Summary - Components of This Well Assembled Pastiche:
There's a strong 'hard sci-fi' undercurrent carrying the story along and underpinning a decent amount of attention to detail.
Then there's teenage awkwardness, of course, and tensions in a kind of high school-ish setting (of the pilot academy). The socially inept protagonist, chosen-one (Nagate), who alone can pull the joysticks of the legendary armour suit to it's full potential... But thankfully it's never as paralytically morose as NGE (Neon Genesis Evangelion).
It is respectably gritty, but not like the gratuitous gore of Akira. It has decent depictions of the brutal suddenness of war. This is brought home via the perspective of sympathetic characters, mostly very young, like the unlucky soldiers of real wars. But, of course, the fantastical space setting and perversely monstrous threats make it psychologically gentler (safer) for an audience to engage with emotionally.
|Yuhata Midorikawa's different faces.|
It also avoids being too bleak via juxtaposing the relatively low key social tribulations of the pilots, burgeoning on adulthood. Prime example of this is Yuhata. She swings between command responsibilities, gambling everyone's lives, to then be the star-struck, boy obsessed, teen girl. (Also gluing together geeky toy models kits in her spare time.)
There's a definite 'harem' sub-genre element running throughout, adding lighter notes, with support character developement and romantic intrigue. With three main contenders for Nagate's attention, there are few other females encountered who don't also make a play at some point, brood over him or have a twinkle of possible interest. These are mostly relatively subtle, making sense in context, since our protagonist is deliberately set up to be an inspirational hero who necessarily appeared mysteriously from no-where. An attractive combination, I suppose. But then this blank slate POV character with an open selection box of different flavoured lovers meshes rather neatly with the psyche of the core young-ish male demographic. Who would not love to imagine themselves as an overlooked darkhorse hero themselves? (If only they had their moment to shine or step out of themselves!)
|Residential interior of Sidonia - caricature of the |
dense, hilly urbanisation of 'spaceship Japan'?
Also thrown into the pot are the unavoidably ubiquitous anime tropes of instant karma for (accidental) male lechery, always receiving a bloody nose, usually quite directly off a fiery female. Plus an alpha dog bully antagonist with long, grey/white hair and a massive family inheritance. But even he has an interesting story arc.
Finally, the art style is seamless 3D CGI. It's more noticeable in the space action scenes, when things look a little bit Tron - monochrome with neon highlights. But then it blends into a more rustic feel while inside sidonia's city spaces, with familiar cartoon stylings. The characters faces generally appear unnoticeably traditional.

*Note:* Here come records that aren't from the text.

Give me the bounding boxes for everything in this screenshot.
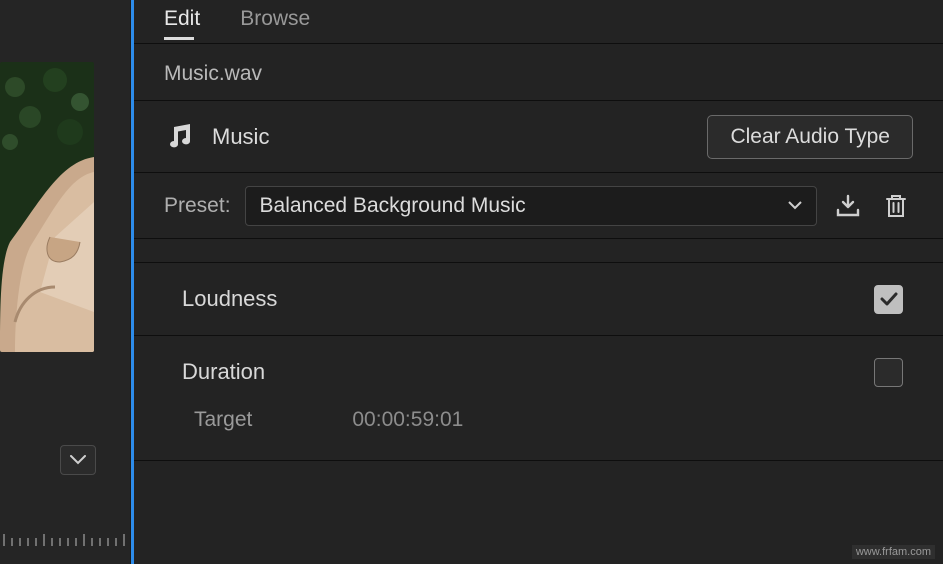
clear-audio-type-button[interactable]: Clear Audio Type	[707, 115, 913, 159]
loudness-checkbox[interactable]	[874, 285, 903, 314]
audio-type-label: Music	[212, 124, 269, 150]
clip-thumbnail[interactable]	[0, 62, 94, 352]
essential-sound-panel: Edit Browse Music.wav Music Clear Audio …	[134, 0, 943, 564]
preset-row: Preset: Balanced Background Music	[134, 173, 943, 239]
check-icon	[880, 292, 898, 306]
duration-section: Duration Target 00:00:59:01	[134, 336, 943, 461]
duration-target-label: Target	[194, 408, 252, 432]
preset-select[interactable]: Balanced Background Music	[245, 186, 817, 226]
tab-browse[interactable]: Browse	[240, 7, 310, 37]
delete-preset-button[interactable]	[879, 189, 913, 223]
loudness-section: Loudness	[134, 263, 943, 336]
chevron-down-icon	[788, 201, 802, 210]
preset-label: Preset:	[164, 194, 231, 218]
music-note-icon	[164, 124, 194, 150]
trash-icon	[884, 193, 908, 219]
left-sidebar	[0, 0, 130, 564]
collapse-button[interactable]	[60, 445, 96, 475]
preset-selected-value: Balanced Background Music	[260, 194, 526, 218]
audio-type-row: Music Clear Audio Type	[134, 101, 943, 173]
panel-tabs: Edit Browse	[134, 0, 943, 44]
loudness-title[interactable]: Loudness	[182, 286, 277, 312]
chevron-down-icon	[70, 455, 86, 465]
save-preset-button[interactable]	[831, 189, 865, 223]
tab-edit[interactable]: Edit	[164, 7, 200, 37]
duration-title[interactable]: Duration	[182, 359, 265, 385]
spacer	[134, 239, 943, 263]
timeline-ruler[interactable]	[0, 530, 130, 560]
duration-target-value[interactable]: 00:00:59:01	[352, 408, 463, 432]
watermark: www.frfam.com	[852, 545, 935, 559]
duration-checkbox[interactable]	[874, 358, 903, 387]
clip-filename: Music.wav	[134, 44, 943, 101]
download-preset-icon	[835, 194, 861, 218]
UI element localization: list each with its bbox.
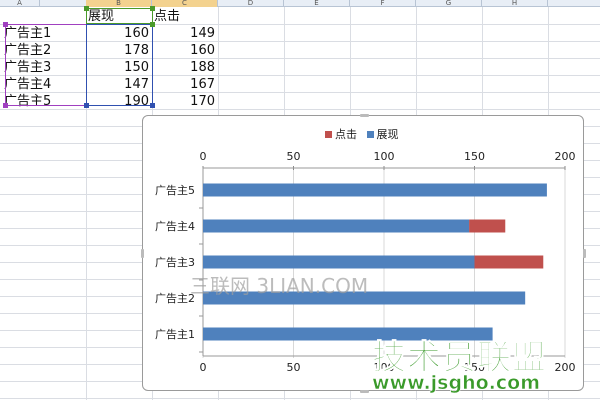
bar-impressions — [203, 183, 547, 197]
bar-clicks — [469, 219, 506, 233]
cell-c3[interactable]: 160 — [152, 42, 215, 59]
x-tick-label-top: 150 — [464, 150, 485, 163]
range-resize-handle[interactable] — [3, 103, 8, 108]
cell-a4[interactable]: 广告主3 — [2, 59, 86, 76]
column-header-row: A B C D E F G H — [0, 0, 600, 7]
column-header-a[interactable]: A — [0, 0, 40, 7]
column-header-c[interactable]: C — [152, 0, 218, 7]
cell-b6[interactable]: 190 — [86, 93, 149, 110]
bar-impressions — [203, 219, 470, 233]
column-header-h[interactable]: H — [482, 0, 548, 7]
range-resize-handle[interactable] — [150, 103, 155, 108]
x-tick-label-bottom: 50 — [287, 361, 301, 374]
watermark-jsgho-url: www.jsgho.com — [372, 372, 541, 395]
row-divider — [0, 398, 600, 399]
range-resize-handle[interactable] — [150, 22, 155, 27]
cell-a2[interactable]: 广告主1 — [2, 25, 86, 42]
bar-impressions — [203, 255, 475, 269]
column-header-d[interactable]: D — [218, 0, 284, 7]
x-tick-label-bottom: 200 — [555, 361, 576, 374]
cell-a3[interactable]: 广告主2 — [2, 42, 86, 59]
x-tick-label-top: 0 — [200, 150, 207, 163]
y-tick-label: 广告主4 — [155, 220, 195, 233]
y-tick-label: 广告主3 — [155, 256, 195, 269]
range-resize-handle[interactable] — [150, 6, 155, 11]
column-header-g[interactable]: G — [416, 0, 482, 7]
column-header-b[interactable]: B — [86, 0, 152, 7]
cell-b3[interactable]: 178 — [86, 42, 149, 59]
x-tick-label-top: 200 — [555, 150, 576, 163]
y-tick-label: 广告主5 — [155, 184, 195, 197]
cell-b4[interactable]: 150 — [86, 59, 149, 76]
x-tick-label-top: 50 — [287, 150, 301, 163]
cell-b2[interactable]: 160 — [86, 25, 149, 42]
cell-a5[interactable]: 广告主4 — [2, 76, 86, 93]
cell-c2[interactable]: 149 — [152, 25, 215, 42]
cell-c6[interactable]: 170 — [152, 93, 215, 110]
watermark-3lian: 三联网 3LIAN.COM — [190, 274, 369, 298]
cell-c4[interactable]: 188 — [152, 59, 215, 76]
cell-a6[interactable]: 广告主5 — [2, 93, 86, 110]
range-resize-handle[interactable] — [84, 103, 89, 108]
range-resize-handle[interactable] — [3, 22, 8, 27]
column-header-f[interactable]: F — [350, 0, 416, 7]
column-header-e[interactable]: E — [284, 0, 350, 7]
x-tick-label-top: 100 — [374, 150, 395, 163]
y-tick-label: 广告主2 — [155, 292, 195, 305]
bar-clicks — [474, 255, 544, 269]
cell-c1-header[interactable]: 点击 — [152, 8, 218, 25]
y-tick-label: 广告主1 — [155, 328, 195, 341]
x-tick-label-bottom: 0 — [200, 361, 207, 374]
cell-c5[interactable]: 167 — [152, 76, 215, 93]
cell-b1-header[interactable]: 展现 — [86, 8, 152, 25]
cell-b5[interactable]: 147 — [86, 76, 149, 93]
range-resize-handle[interactable] — [84, 6, 89, 11]
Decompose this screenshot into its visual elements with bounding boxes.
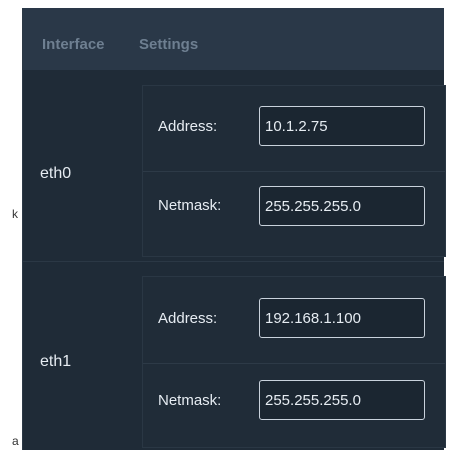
- netmask-input-eth0[interactable]: [259, 186, 425, 226]
- interface-name-eth1: eth1: [40, 353, 72, 370]
- netmask-label-eth1: Netmask:: [158, 392, 222, 409]
- edge-glyph-right: k: [12, 207, 18, 221]
- settings-box-eth0: Address: Netmask:: [142, 85, 446, 257]
- interface-settings-panel: Interface Settings eth0 Address: Netmask…: [22, 8, 446, 450]
- address-label-eth0: Address:: [158, 118, 218, 135]
- table-header: Interface Settings: [23, 8, 444, 70]
- edge-glyph-bottom: a: [12, 434, 19, 448]
- settings-box-eth1: Address: Netmask:: [142, 276, 446, 448]
- netmask-input-eth1[interactable]: [259, 380, 425, 420]
- header-settings: Settings: [139, 36, 199, 53]
- interface-name-eth0: eth0: [40, 165, 72, 182]
- netmask-label-eth0: Netmask:: [158, 197, 222, 214]
- address-input-eth1[interactable]: [259, 298, 425, 338]
- address-label-eth1: Address:: [158, 310, 218, 327]
- header-interface: Interface: [42, 36, 105, 53]
- address-input-eth0[interactable]: [259, 106, 425, 146]
- section-divider: [23, 261, 444, 262]
- row-divider-eth0: [143, 171, 445, 172]
- row-divider-eth1: [143, 363, 445, 364]
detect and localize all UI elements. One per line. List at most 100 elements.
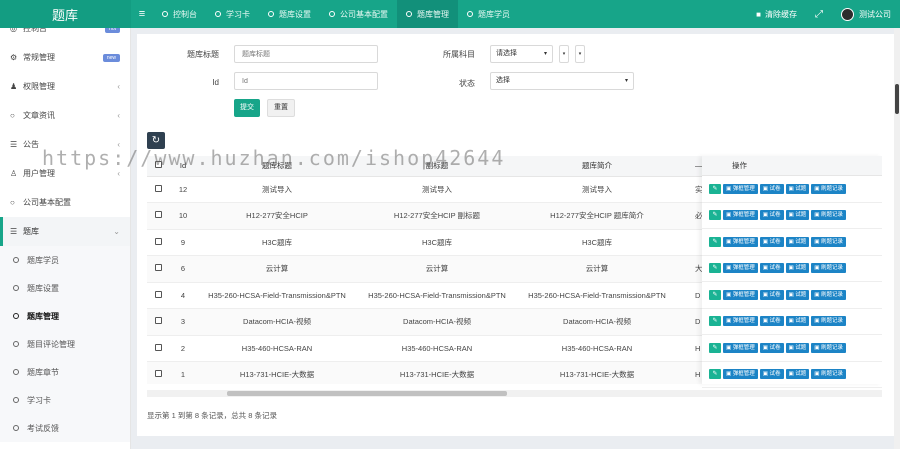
edit-icon[interactable]: ✎ bbox=[709, 342, 721, 353]
op-button-0[interactable]: ▣ 弹框管理 bbox=[723, 210, 758, 221]
top-tab-0[interactable]: 控制台 bbox=[153, 0, 206, 28]
op-button-0[interactable]: ▣ 弹框管理 bbox=[723, 342, 758, 353]
col-header-subtitle[interactable]: 副标题 bbox=[357, 156, 517, 177]
op-button-1[interactable]: ▣ 试卷 bbox=[759, 236, 784, 247]
op-button-3[interactable]: ▣ 刷题记录 bbox=[811, 183, 846, 194]
circle-icon bbox=[13, 257, 19, 263]
col-header-intro[interactable]: 题库简介 bbox=[517, 156, 677, 177]
op-button-3[interactable]: ▣ 刷题记录 bbox=[811, 369, 846, 380]
top-tab-3[interactable]: 公司基本配置 bbox=[320, 0, 397, 28]
op-button-2[interactable]: ▣ 试题 bbox=[785, 369, 810, 380]
op-button-2[interactable]: ▣ 试题 bbox=[785, 210, 810, 221]
sidebar-subitem-0[interactable]: 题库学员 bbox=[0, 246, 130, 274]
edit-icon[interactable]: ✎ bbox=[709, 369, 721, 380]
sidebar-item-6[interactable]: ○ 公司基本配置 bbox=[0, 188, 130, 217]
sidebar-item-5[interactable]: ♙ 用户管理 ‹ bbox=[0, 159, 130, 188]
sidebar-subitem-3[interactable]: 题目评论管理 bbox=[0, 330, 130, 358]
row-checkbox[interactable] bbox=[154, 370, 162, 378]
op-button-0[interactable]: ▣ 弹框管理 bbox=[723, 183, 758, 194]
edit-icon[interactable]: ✎ bbox=[709, 236, 721, 247]
scroll-thumb[interactable] bbox=[895, 84, 899, 114]
op-button-0[interactable]: ▣ 弹框管理 bbox=[723, 289, 758, 300]
top-tab-1[interactable]: 学习卡 bbox=[206, 0, 259, 28]
edit-icon[interactable]: ✎ bbox=[709, 183, 721, 194]
row-checkbox[interactable] bbox=[154, 317, 162, 325]
sidebar-subitem-5[interactable]: 学习卡 bbox=[0, 386, 130, 414]
select-all-header bbox=[147, 156, 169, 177]
scroll-thumb[interactable] bbox=[227, 391, 507, 396]
row-checkbox[interactable] bbox=[154, 184, 162, 192]
op-button-3[interactable]: ▣ 刷题记录 bbox=[811, 342, 846, 353]
sidebar-subitem-1[interactable]: 题库设置 bbox=[0, 274, 130, 302]
status-select[interactable]: 选择 ▾ bbox=[490, 72, 634, 90]
op-button-3[interactable]: ▣ 刷题记录 bbox=[811, 316, 846, 327]
edit-icon[interactable]: ✎ bbox=[709, 263, 721, 274]
user-menu[interactable]: 测试公司 bbox=[832, 7, 900, 21]
op-button-label: 弹框管理 bbox=[732, 318, 755, 325]
subject-subselect-1[interactable]: ▾ bbox=[559, 45, 569, 63]
top-tab-5[interactable]: 题库学员 bbox=[458, 0, 519, 28]
id-filter-input[interactable] bbox=[234, 72, 378, 90]
op-button-1[interactable]: ▣ 试卷 bbox=[759, 210, 784, 221]
op-button-1[interactable]: ▣ 试卷 bbox=[759, 263, 784, 274]
op-button-3[interactable]: ▣ 刷题记录 bbox=[811, 289, 846, 300]
op-button-3[interactable]: ▣ 刷题记录 bbox=[811, 210, 846, 221]
title-filter-input[interactable] bbox=[234, 45, 378, 63]
subject-subselect-2[interactable]: ▾ bbox=[575, 45, 585, 63]
row-checkbox[interactable] bbox=[154, 343, 162, 351]
top-tab-2[interactable]: 题库设置 bbox=[259, 0, 320, 28]
sidebar-item-0[interactable]: ◎ 控制台 hot bbox=[0, 28, 130, 43]
op-button-3[interactable]: ▣ 刷题记录 bbox=[811, 236, 846, 247]
submit-button[interactable]: 提交 bbox=[234, 99, 260, 117]
op-button-2[interactable]: ▣ 试题 bbox=[785, 183, 810, 194]
op-button-1[interactable]: ▣ 试卷 bbox=[759, 342, 784, 353]
op-button-1[interactable]: ▣ 试卷 bbox=[759, 316, 784, 327]
op-button-1[interactable]: ▣ 试卷 bbox=[759, 369, 784, 380]
sidebar-item-label: 权限管理 bbox=[23, 82, 55, 91]
sidebar-subitem-6[interactable]: 考试反馈 bbox=[0, 414, 130, 442]
top-tab-4[interactable]: 题库管理 bbox=[397, 0, 458, 28]
op-button-2[interactable]: ▣ 试题 bbox=[785, 263, 810, 274]
op-button-3[interactable]: ▣ 刷题记录 bbox=[811, 263, 846, 274]
ops-row: ✎ ▣ 弹框管理 ▣ 试卷 ▣ 试题 ▣ 刷题记录 bbox=[702, 176, 882, 203]
sidebar-item-3[interactable]: ○ 文章资讯 ‹ bbox=[0, 101, 130, 130]
op-button-0[interactable]: ▣ 弹框管理 bbox=[723, 236, 758, 247]
select-all-checkbox[interactable] bbox=[154, 161, 162, 169]
hamburger-icon[interactable]: ≡ bbox=[131, 8, 153, 20]
op-button-1[interactable]: ▣ 试卷 bbox=[759, 183, 784, 194]
clear-cache-button[interactable]: ■ 清除缓存 bbox=[747, 9, 806, 20]
sidebar-item-2[interactable]: ♟ 权限管理 ‹ bbox=[0, 72, 130, 101]
vertical-scrollbar[interactable] bbox=[894, 28, 900, 449]
sidebar-item-7[interactable]: ☰ 题库 ⌄ bbox=[0, 217, 130, 246]
expand-icon[interactable]: ⤢ bbox=[806, 9, 832, 20]
op-button-2[interactable]: ▣ 试题 bbox=[785, 289, 810, 300]
op-button-0[interactable]: ▣ 弹框管理 bbox=[723, 263, 758, 274]
horizontal-scrollbar[interactable] bbox=[147, 390, 882, 397]
chevron-icon: ‹ bbox=[117, 140, 120, 149]
edit-icon[interactable]: ✎ bbox=[709, 289, 721, 300]
sidebar-subitem-4[interactable]: 题库章节 bbox=[0, 358, 130, 386]
op-button-0[interactable]: ▣ 弹框管理 bbox=[723, 316, 758, 327]
op-button-label: 弹框管理 bbox=[732, 371, 755, 378]
row-checkbox[interactable] bbox=[154, 290, 162, 298]
row-checkbox[interactable] bbox=[154, 211, 162, 219]
reset-button[interactable]: 重置 bbox=[267, 99, 295, 117]
sidebar-item-4[interactable]: ☰ 公告 ‹ bbox=[0, 130, 130, 159]
sidebar-subitem-2[interactable]: 题库管理 bbox=[0, 302, 130, 330]
row-checkbox[interactable] bbox=[154, 264, 162, 272]
op-button-0[interactable]: ▣ 弹框管理 bbox=[723, 369, 758, 380]
op-button-2[interactable]: ▣ 试题 bbox=[785, 236, 810, 247]
edit-icon[interactable]: ✎ bbox=[709, 210, 721, 221]
op-button-1[interactable]: ▣ 试卷 bbox=[759, 289, 784, 300]
edit-icon[interactable]: ✎ bbox=[709, 316, 721, 327]
col-header-title[interactable]: 题库标题 bbox=[197, 156, 357, 177]
sidebar-item-1[interactable]: ⚙ 常规管理 new bbox=[0, 43, 130, 72]
col-header-id[interactable]: Id bbox=[169, 156, 197, 177]
op-button-2[interactable]: ▣ 试题 bbox=[785, 316, 810, 327]
brand-logo[interactable]: 题库 bbox=[0, 0, 131, 28]
refresh-button[interactable]: ↻ bbox=[147, 132, 165, 149]
op-button-2[interactable]: ▣ 试题 bbox=[785, 342, 810, 353]
row-checkbox[interactable] bbox=[154, 237, 162, 245]
lock-icon: ▣ bbox=[726, 212, 733, 219]
subject-select[interactable]: 请选择 ▾ bbox=[490, 45, 553, 63]
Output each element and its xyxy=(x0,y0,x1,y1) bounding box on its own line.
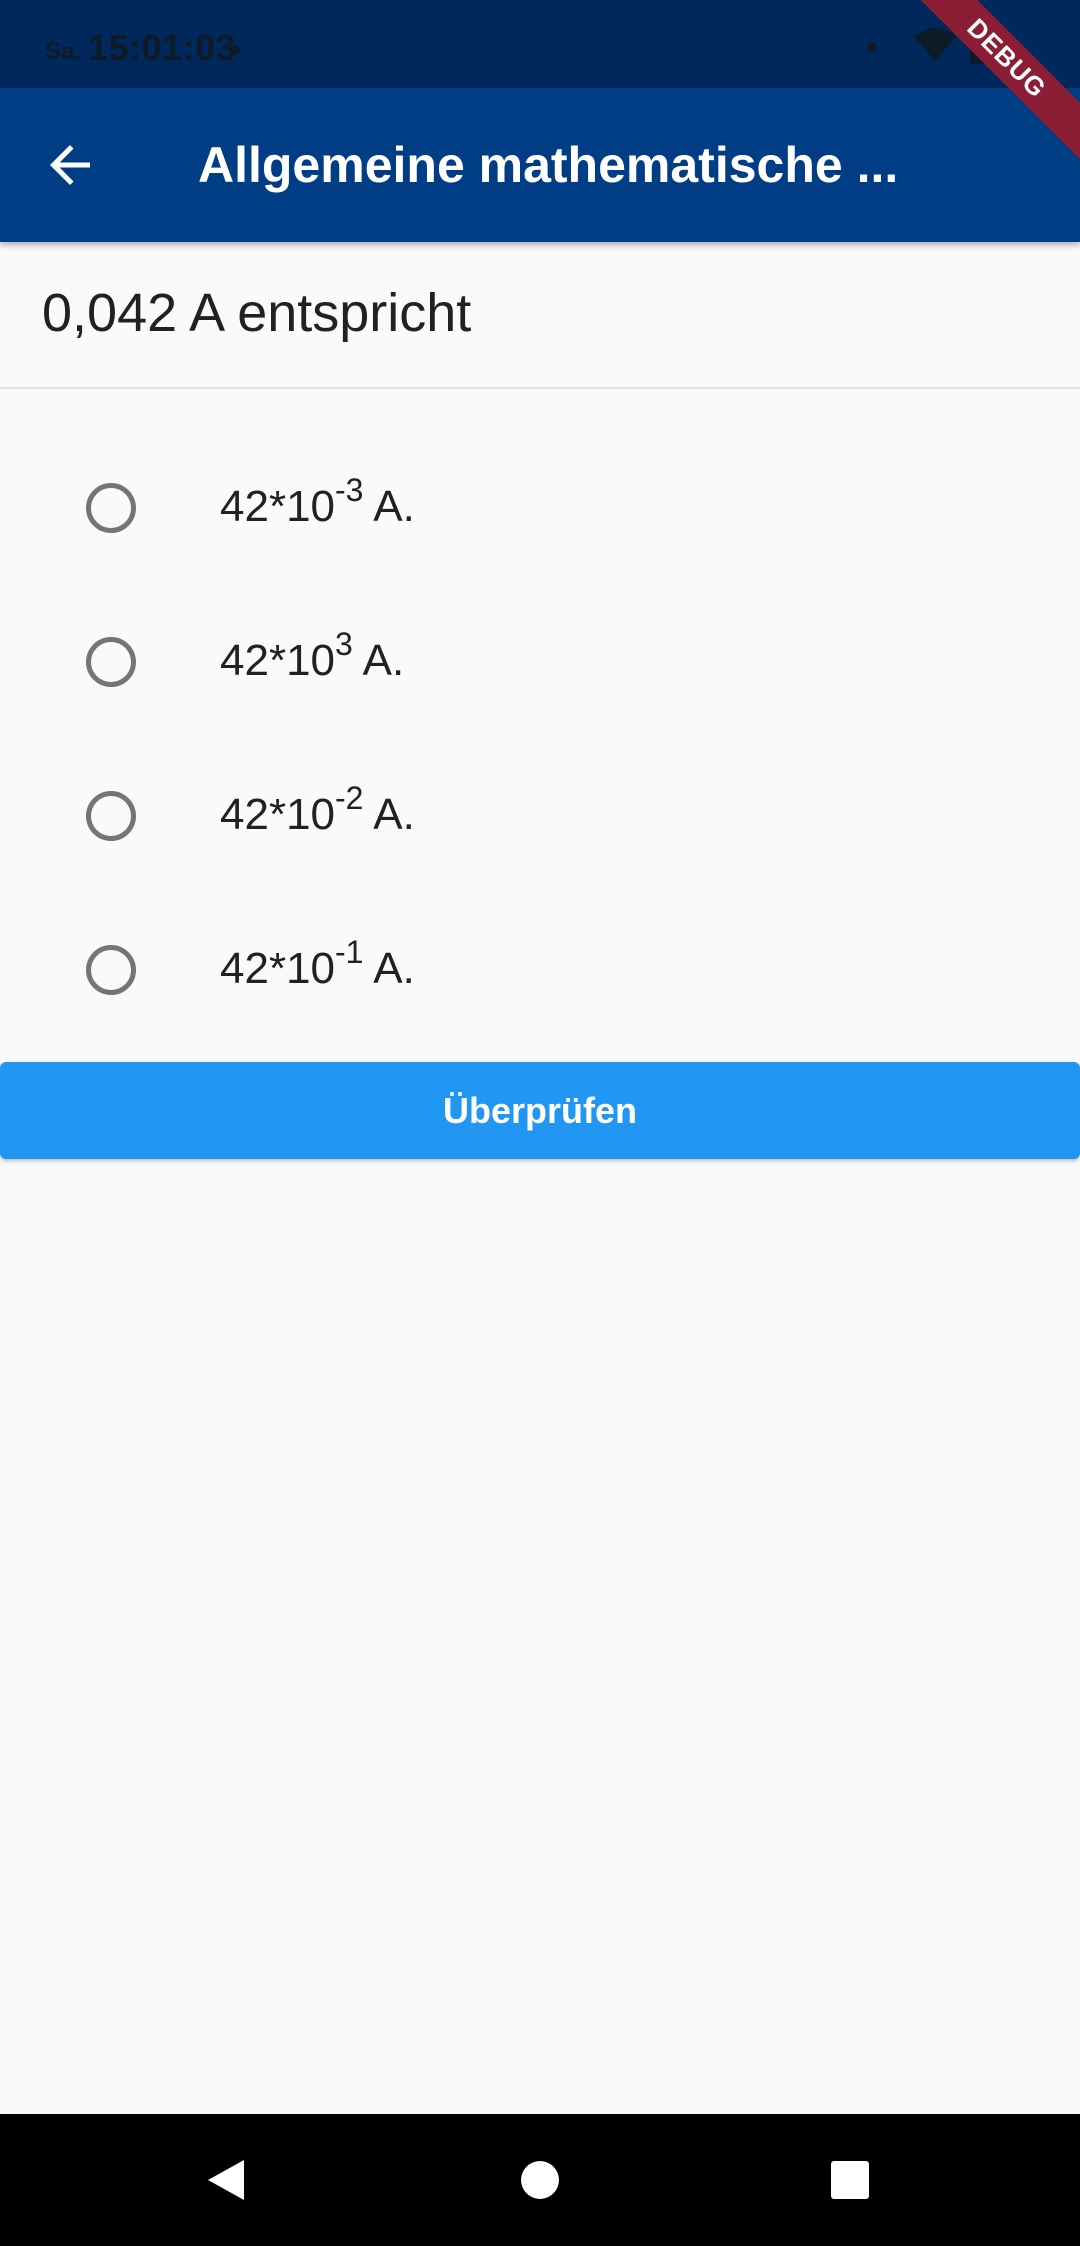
answer-option-1[interactable]: 42*10-3 A. xyxy=(0,430,1080,584)
option-label: 42*10-2 A. xyxy=(220,780,415,839)
status-dot xyxy=(867,42,877,52)
page-title: Allgemeine mathematische ... xyxy=(198,137,899,193)
answer-option-4[interactable]: 42*10-1 A. xyxy=(0,892,1080,1046)
answer-option-3[interactable]: 42*10-2 A. xyxy=(0,738,1080,892)
square-recents-icon xyxy=(831,2161,869,2199)
question-text: 0,042 A entspricht xyxy=(42,283,472,343)
battery-icon xyxy=(970,22,994,64)
answer-option-2[interactable]: 42*103 A. xyxy=(0,584,1080,738)
back-button[interactable] xyxy=(34,129,106,201)
arrow-left-icon xyxy=(50,145,90,185)
status-icons xyxy=(820,0,1080,88)
option-label: 42*10-3 A. xyxy=(220,472,415,531)
radio-button[interactable] xyxy=(86,637,136,687)
radio-button[interactable] xyxy=(86,483,136,533)
status-bar: Sa. 15:01:03 xyxy=(0,0,1080,88)
divider xyxy=(0,387,1080,389)
status-time: 15:01:03 xyxy=(88,27,237,68)
status-day: Sa. xyxy=(45,38,82,65)
app-bar: Allgemeine mathematische ... xyxy=(0,88,1080,242)
option-label: 42*10-1 A. xyxy=(220,934,415,993)
notification-dot xyxy=(230,45,240,55)
radio-button[interactable] xyxy=(86,791,136,841)
triangle-back-icon xyxy=(208,2160,244,2200)
option-label: 42*103 A. xyxy=(220,626,405,685)
wifi-icon xyxy=(914,28,956,61)
nav-home-button[interactable] xyxy=(500,2140,580,2220)
nav-back-button[interactable] xyxy=(186,2140,266,2220)
circle-home-icon xyxy=(521,2161,559,2199)
check-button[interactable]: Überprüfen xyxy=(0,1062,1080,1159)
radio-button[interactable] xyxy=(86,945,136,995)
nav-recents-button[interactable] xyxy=(810,2140,890,2220)
system-nav-bar xyxy=(0,2114,1080,2246)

There's a retro aesthetic flavour, too, with the uniform outfits: almost storm trooper-esq, with stuffed up gear. There's some disconcertingly high flung, pointy boobage going on, but we'll put down to genetic engineering and/or reduced gravity, and move swiftly on...
The marriage of high tech space mecha, moving city(ies) of giant rusty pipes and cthulhu-ish space monsters is similar to, though far less gordy than, 2013's "Gargantia on the Verdurous Planet".
Original Manga vs Anime:
The anime appears to follow the original manga (comic) publications very closely. Almost shot for shot, with only some minor sequence juggling and tweaks here and there. So while I'm talking about the Knights of Sidonia (KoS) anime here, most comments apply to both.
Given that the manga has concluded already, it's a little tempting now, after watching season 2, to just read the final third (volumes 44-78, or thereabouts), rather than wait while the animation studio is apparently finishing up with a different project. It would save totally forgetting the plot details a second time.
But the video format is more compelling and I often struggle more to figure out what's supposed to be happening in the strips. It's a far more mentally tiring and different experience. At only 20 minutes per episode and a dozen per season, it's probably almost as quick for me to watch as read and digest the corresponding 20 odd manga volumes with 30 or so pages a piece. Plus you get to hear the cute Japanese voices and groovy theme tunes.